渚は、開拓民の話を聞かせてくれた市丸に礼を言うと、旅先にお勧めの場所がないか尋ねた。
「そうですね、羅臼に泊まるのならば、野付半島というところにトドワラというのがあるので、行ってみたらどうですか? 廃屋はないですけど、この世の果て…… みたいな幻想的な景色に逢えると思いますよ」
市丸は、薄ら笑いを浮かべて話した。
市丸と別れた後、渚と健一は知床五湖を散策した。
高架木道と地上の遊歩道を二時間ほど掛けてゆっくりと歩き回った。時より吹く穏やかな風が心地よく、高架木道から見下ろした湖には知床連山が鏡の様に映し出され、その風景は圧倒されるほどの美しさに満ちていたが、渚の頭の中は、市丸が話していた開拓民の事で占められていて、美しいはずの景色がすんなりと入ってこなかった。

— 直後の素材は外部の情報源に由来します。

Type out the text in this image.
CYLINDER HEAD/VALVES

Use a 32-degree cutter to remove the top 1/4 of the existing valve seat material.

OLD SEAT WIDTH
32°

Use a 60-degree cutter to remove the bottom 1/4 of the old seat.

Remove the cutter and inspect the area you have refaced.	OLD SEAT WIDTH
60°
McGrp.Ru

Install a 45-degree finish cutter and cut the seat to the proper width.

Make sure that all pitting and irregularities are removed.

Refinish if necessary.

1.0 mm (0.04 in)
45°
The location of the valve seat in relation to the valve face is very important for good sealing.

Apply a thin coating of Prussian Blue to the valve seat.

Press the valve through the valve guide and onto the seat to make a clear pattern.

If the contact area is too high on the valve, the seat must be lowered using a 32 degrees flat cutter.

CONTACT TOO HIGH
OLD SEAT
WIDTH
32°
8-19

『開拓民もこのような景色を見つめて暮らしていたのだろうか…… 目に沁みるほどの青空を見上げて、彼らは何を思っていたのだろう……』
渚は、当時の暮らしを思い描いて、目を細めた。
浮かない顔をしている渚の事を気遣いながら、健一は歩いた。
無口な渚が、頭の中で何を考えているのかは、何となく想像できたので、敢えて声を掛けなかった。出会って間もないが、渚が、他人の心に感情移入しやすい性格だ、という事は分かってきた。
『だから俺は今、ここにいる、生かされている』
健一は渚の横顔を見つめた。細めた目で一点を見つめるような渚の視線の先に映っている物は何なのだろうか、健一は思いを巡らせた。